Anesthesia Block for Scoliosis Surgery
For scoliosis surgery, thoracic epidural analgesia combined with general anesthesia is the recommended approach, providing superior pain control while maintaining hemodynamic stability and allowing for early neurological assessment. 1
Primary Recommendation: Combined Thoracic Epidural-General Anesthesia
Thoracic epidural analgesia (TEA) with light general anesthesia should be the preferred technique for thoracolumbar scoliosis correction surgery. 1 This approach has been demonstrated to provide:
- Adequate intraoperative anesthesia with 100% success rate in achieving sufficient surgical conditions 1
- Superior postoperative pain control with 73% of patients reporting no pain immediately post-operatively and at 6 hours 1
- Rapid neurological recovery with 67% of patients achieving full recovery scores immediately in PACU and 40% being fully awake and oriented 1
- Preserved motor function assessment with all patients able to flex hips and knees immediately post-operatively, which is critical for detecting neurological complications 1
Technical Approach
Epidural Placement
- Position the epidural catheter 3-5 cm cephalad to the surgical incision site 1
- Administer initial bolus of 5-10 mL of 0.125%-0.2% levobupivacaine 1
- Continue hourly infusion of 5-10 mL levobupivacaine throughout the operation 1
General Anesthesia Component
- Induce with thiopental sodium (5 mg/kg) and fentanyl (1 μg/kg) 1
- Maintain with light anesthesia: 0.2% sevoflurane and 50% nitrous oxide in oxygen 1
- Administer intraoperative epidural morphine (2-3 mg) 1
Postoperative Analgesia
- Infuse 0.1% levobupivacaine with morphine (0.04-0.08 mg/mL) at 2-4 mL/hr 1
Special Considerations for Severe Scoliosis
Pre-procedural Assessment
When dealing with severe scoliosis (Cobb angle >50°), imaging guidance should be strongly considered to facilitate safe neuraxial placement 2. The approach should be stratified by severity:
- Mild scoliosis (11-25° Cobb angle): Standard positioning with careful landmark identification 2
- Moderate scoliosis (25-50° Cobb angle): Paramedian approach on the convex side of the curve or midline approach with angulation toward the convex side, potentially with ultrasound guidance 2
- Severe scoliosis (>50° Cobb angle): Imaging assistance (ultrasound, fluoroscopy, or CT) is strongly recommended, or alternative pain management should be considered 2
Imaging Modalities
- Ultrasound guidance should be used to reduce risk of local anesthetic systemic toxicity and improve success rates 3
- For extremely severe deformities, computed tomography can guide initial catheter placement, with subsequent procedures potentially performed using ultrasound alone 2
Critical Safety Considerations
Cardiovascular Monitoring
Preoperative evaluation by an adult congenital heart disease cardiologist and cardiac anesthesiologist is recommended before scoliosis surgery in cyanotic patients or those with pulmonary hypertension, as this procedure may be contraindicated in severe cases 3. This is particularly relevant as scoliosis occurs at high rates in patients with cyanotic congenital heart disease 3.

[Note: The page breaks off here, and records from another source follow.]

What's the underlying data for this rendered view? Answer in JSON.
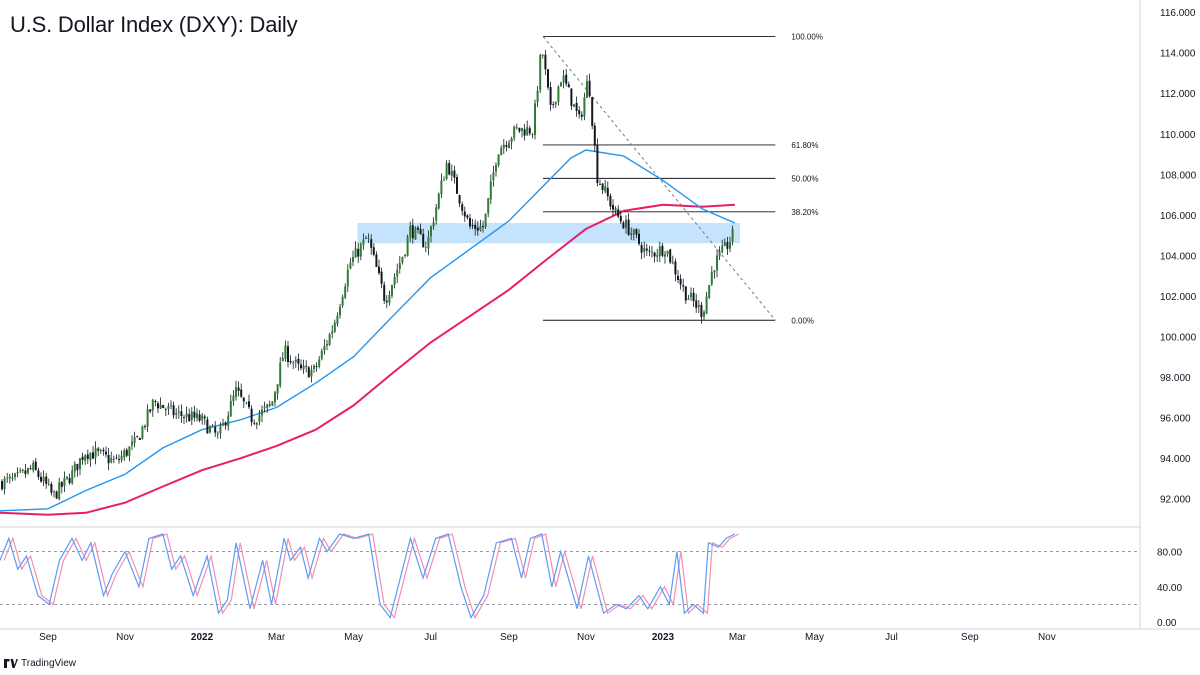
{
  "title": "U.S. Dollar Index (DXY): Daily",
  "brand": "TradingView",
  "colors": {
    "up": "#26a69a",
    "down": "#131722",
    "candle_up_fill": "#2e7d32",
    "sma_fast": "#2196f3",
    "sma_slow": "#e91e63",
    "zone": "#bbdefb",
    "stoch_k": "#5b9cf6",
    "stoch_d": "#f48fb1",
    "grid_text": "#131722"
  },
  "chart_data": [
    {
      "type": "candlestick",
      "name": "DXY Daily",
      "price_axis_labels": [
        "116.000",
        "114.000",
        "112.000",
        "110.000",
        "108.000",
        "106.000",
        "104.000",
        "102.000",
        "100.000",
        "98.000",
        "96.000",
        "94.000",
        "92.000"
      ],
      "price_axis_values": [
        116,
        114,
        112,
        110,
        108,
        106,
        104,
        102,
        100,
        98,
        96,
        94,
        92
      ],
      "ylim": [
        90.6,
        116.6
      ],
      "time_axis_labels": [
        "Sep",
        "Nov",
        "2022",
        "Mar",
        "May",
        "Jul",
        "Sep",
        "Nov",
        "2023",
        "Mar",
        "May",
        "Jul",
        "Sep",
        "Nov"
      ],
      "time_axis_months": [
        "2021-09",
        "2021-11",
        "2022-01",
        "2022-03",
        "2022-05",
        "2022-07",
        "2022-09",
        "2022-11",
        "2023-01",
        "2023-03",
        "2023-05",
        "2023-07",
        "2023-09",
        "2023-11"
      ],
      "close_path": [
        [
          "2021-07-25",
          92.8
        ],
        [
          "2021-08-05",
          92.9
        ],
        [
          "2021-08-20",
          93.5
        ],
        [
          "2021-08-31",
          92.6
        ],
        [
          "2021-09-05",
          92.1
        ],
        [
          "2021-09-20",
          93.2
        ],
        [
          "2021-09-30",
          94.3
        ],
        [
          "2021-10-10",
          94.2
        ],
        [
          "2021-10-25",
          93.8
        ],
        [
          "2021-11-10",
          94.8
        ],
        [
          "2021-11-24",
          96.8
        ],
        [
          "2021-12-10",
          96.2
        ],
        [
          "2021-12-31",
          95.9
        ],
        [
          "2022-01-14",
          95.0
        ],
        [
          "2022-01-28",
          97.3
        ],
        [
          "2022-02-10",
          95.9
        ],
        [
          "2022-02-25",
          96.6
        ],
        [
          "2022-03-07",
          99.3
        ],
        [
          "2022-03-20",
          98.3
        ],
        [
          "2022-03-31",
          98.3
        ],
        [
          "2022-04-15",
          100.5
        ],
        [
          "2022-04-28",
          103.6
        ],
        [
          "2022-05-12",
          104.9
        ],
        [
          "2022-05-26",
          101.8
        ],
        [
          "2022-06-10",
          104.2
        ],
        [
          "2022-06-15",
          105.3
        ],
        [
          "2022-06-28",
          104.5
        ],
        [
          "2022-07-14",
          108.6
        ],
        [
          "2022-08-01",
          105.4
        ],
        [
          "2022-08-12",
          105.4
        ],
        [
          "2022-08-23",
          109.2
        ],
        [
          "2022-09-07",
          110.2
        ],
        [
          "2022-09-20",
          110.2
        ],
        [
          "2022-09-27",
          114.3
        ],
        [
          "2022-10-04",
          111.1
        ],
        [
          "2022-10-13",
          112.9
        ],
        [
          "2022-10-27",
          110.6
        ],
        [
          "2022-11-03",
          112.8
        ],
        [
          "2022-11-10",
          107.9
        ],
        [
          "2022-11-25",
          106.0
        ],
        [
          "2022-12-05",
          105.3
        ],
        [
          "2022-12-20",
          104.0
        ],
        [
          "2023-01-03",
          104.4
        ],
        [
          "2023-01-18",
          102.2
        ],
        [
          "2023-02-01",
          101.2
        ],
        [
          "2023-02-02",
          101.3
        ],
        [
          "2023-02-10",
          103.5
        ],
        [
          "2023-02-22",
          104.6
        ],
        [
          "2023-02-27",
          105.2
        ]
      ],
      "sma_fast_path": [
        [
          "2021-07-25",
          91.4
        ],
        [
          "2021-09-01",
          91.5
        ],
        [
          "2021-10-01",
          92.4
        ],
        [
          "2021-11-01",
          93.2
        ],
        [
          "2021-12-01",
          94.5
        ],
        [
          "2022-01-01",
          95.4
        ],
        [
          "2022-02-01",
          95.9
        ],
        [
          "2022-03-01",
          96.5
        ],
        [
          "2022-04-01",
          97.7
        ],
        [
          "2022-05-01",
          99.0
        ],
        [
          "2022-06-01",
          101.0
        ],
        [
          "2022-07-01",
          102.9
        ],
        [
          "2022-08-01",
          104.3
        ],
        [
          "2022-09-01",
          105.7
        ],
        [
          "2022-10-01",
          107.6
        ],
        [
          "2022-10-20",
          108.8
        ],
        [
          "2022-11-01",
          109.2
        ],
        [
          "2022-12-01",
          108.9
        ],
        [
          "2023-01-01",
          107.7
        ],
        [
          "2023-02-01",
          106.3
        ],
        [
          "2023-02-27",
          105.6
        ]
      ],
      "sma_slow_path": [
        [
          "2021-07-25",
          91.3
        ],
        [
          "2021-09-01",
          91.2
        ],
        [
          "2021-10-01",
          91.3
        ],
        [
          "2021-11-01",
          91.8
        ],
        [
          "2021-12-01",
          92.6
        ],
        [
          "2022-01-01",
          93.4
        ],
        [
          "2022-02-01",
          94.0
        ],
        [
          "2022-03-01",
          94.6
        ],
        [
          "2022-04-01",
          95.4
        ],
        [
          "2022-05-01",
          96.6
        ],
        [
          "2022-06-01",
          98.2
        ],
        [
          "2022-07-01",
          99.7
        ],
        [
          "2022-08-01",
          101.0
        ],
        [
          "2022-09-01",
          102.3
        ],
        [
          "2022-10-01",
          103.8
        ],
        [
          "2022-11-01",
          105.3
        ],
        [
          "2022-12-01",
          106.2
        ],
        [
          "2023-01-01",
          106.5
        ],
        [
          "2023-02-01",
          106.4
        ],
        [
          "2023-02-27",
          106.5
        ]
      ],
      "fibonacci": {
        "high": 114.8,
        "low": 100.8,
        "start": "2022-09-28",
        "end": "2023-03-31",
        "levels": [
          {
            "label": "100.00%",
            "price": 114.8
          },
          {
            "label": "61.80%",
            "price": 109.45
          },
          {
            "label": "50.00%",
            "price": 107.8
          },
          {
            "label": "38.20%",
            "price": 106.15
          },
          {
            "label": "0.00%",
            "price": 100.8
          }
        ]
      },
      "trendline": {
        "from": [
          "2022-09-28",
          114.8
        ],
        "to": [
          "2023-03-31",
          100.8
        ]
      },
      "resistance_zone": {
        "from": "2022-05-04",
        "to": "2023-03-03",
        "top": 105.6,
        "bottom": 104.6
      }
    },
    {
      "type": "line",
      "name": "Stochastic",
      "axis_labels": [
        "80.00",
        "40.00",
        "0.00"
      ],
      "axis_values": [
        80,
        40,
        0
      ],
      "ylim": [
        -8,
        108
      ],
      "levels": [
        80,
        20
      ],
      "k_path": [
        [
          "2021-07-25",
          70
        ],
        [
          "2021-08-01",
          95
        ],
        [
          "2021-08-08",
          60
        ],
        [
          "2021-08-15",
          75
        ],
        [
          "2021-08-24",
          30
        ],
        [
          "2021-09-02",
          20
        ],
        [
          "2021-09-10",
          70
        ],
        [
          "2021-09-20",
          95
        ],
        [
          "2021-09-28",
          70
        ],
        [
          "2021-10-05",
          90
        ],
        [
          "2021-10-15",
          30
        ],
        [
          "2021-10-22",
          55
        ],
        [
          "2021-11-01",
          80
        ],
        [
          "2021-11-12",
          40
        ],
        [
          "2021-11-20",
          95
        ],
        [
          "2021-12-01",
          100
        ],
        [
          "2021-12-08",
          60
        ],
        [
          "2021-12-15",
          75
        ],
        [
          "2021-12-25",
          30
        ],
        [
          "2022-01-05",
          75
        ],
        [
          "2022-01-14",
          10
        ],
        [
          "2022-01-21",
          25
        ],
        [
          "2022-01-28",
          90
        ],
        [
          "2022-02-08",
          15
        ],
        [
          "2022-02-18",
          70
        ],
        [
          "2022-02-25",
          20
        ],
        [
          "2022-03-07",
          95
        ],
        [
          "2022-03-12",
          70
        ],
        [
          "2022-03-20",
          85
        ],
        [
          "2022-03-26",
          50
        ],
        [
          "2022-04-04",
          95
        ],
        [
          "2022-04-10",
          80
        ],
        [
          "2022-04-20",
          100
        ],
        [
          "2022-05-01",
          95
        ],
        [
          "2022-05-13",
          100
        ],
        [
          "2022-05-22",
          20
        ],
        [
          "2022-05-30",
          5
        ],
        [
          "2022-06-07",
          50
        ],
        [
          "2022-06-15",
          95
        ],
        [
          "2022-06-25",
          50
        ],
        [
          "2022-07-05",
          95
        ],
        [
          "2022-07-15",
          100
        ],
        [
          "2022-07-25",
          40
        ],
        [
          "2022-08-02",
          5
        ],
        [
          "2022-08-12",
          30
        ],
        [
          "2022-08-22",
          90
        ],
        [
          "2022-09-03",
          95
        ],
        [
          "2022-09-11",
          50
        ],
        [
          "2022-09-18",
          95
        ],
        [
          "2022-09-27",
          100
        ],
        [
          "2022-10-05",
          40
        ],
        [
          "2022-10-12",
          80
        ],
        [
          "2022-10-25",
          15
        ],
        [
          "2022-11-03",
          75
        ],
        [
          "2022-11-15",
          10
        ],
        [
          "2022-11-25",
          20
        ],
        [
          "2022-12-03",
          15
        ],
        [
          "2022-12-13",
          30
        ],
        [
          "2022-12-20",
          15
        ],
        [
          "2022-12-30",
          40
        ],
        [
          "2023-01-06",
          20
        ],
        [
          "2023-01-12",
          80
        ],
        [
          "2023-01-18",
          10
        ],
        [
          "2023-01-25",
          20
        ],
        [
          "2023-02-02",
          10
        ],
        [
          "2023-02-06",
          90
        ],
        [
          "2023-02-14",
          85
        ],
        [
          "2023-02-20",
          95
        ],
        [
          "2023-02-27",
          100
        ]
      ]
    }
  ]
}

Neuromuscular Disease Patients
For patients with conditions like Duchenne muscular dystrophy undergoing scoliosis surgery, regional anesthesia techniques should be considered for postoperative pain management, with ultrasound-guided continuous paravertebral block being appropriate depending on lesion level 4. However, caudal block may be contraindicated due to anatomical abnormalities 4.
Coagulopathy Concerns
Neuroaxial blocks must be carefully weighed against possible complications such as neuroaxial hemorrhage in patients with anticipated coagulopathy 3. This is particularly relevant in complex cases where bleeding risk is elevated.
Alternative Approaches
When Epidural is Contraindicated or Unsuccessful
If neuraxial techniques cannot be performed:
- Implement multimodal opioid-sparing analgesia combining paracetamol and NSAIDs 4
- Consider ultrasound-guided paravertebral blocks as an alternative regional technique 4
- Tailor the analgesic regimen based on extent of surgery and patient's neurological status 4
Common Pitfalls to Avoid
- Do not use high-dose spinal anesthesia alone as this may cause prolonged motor blockade that interferes with critical neurological monitoring 5, 6
- Avoid positioning that requires patient repositioning after block placement under general anesthesia to prevent tracheal tube disconnection 3
- Do not delay epidural placement - preincisional application provides superior outcomes 1
- Avoid ester-type local anesthetics in patients receiving cholinesterase inhibitors as they are degraded by plasma cholinesterase 3
Patient Satisfaction and Outcomes
This combined technique demonstrates 80% of patients rating their satisfaction as "good" with no serious adverse effects reported 1. The technique is effective even in complex cases, with 20% of patients undergoing more than 10 levels of correction and 53% having coexisting morbid diseases 1.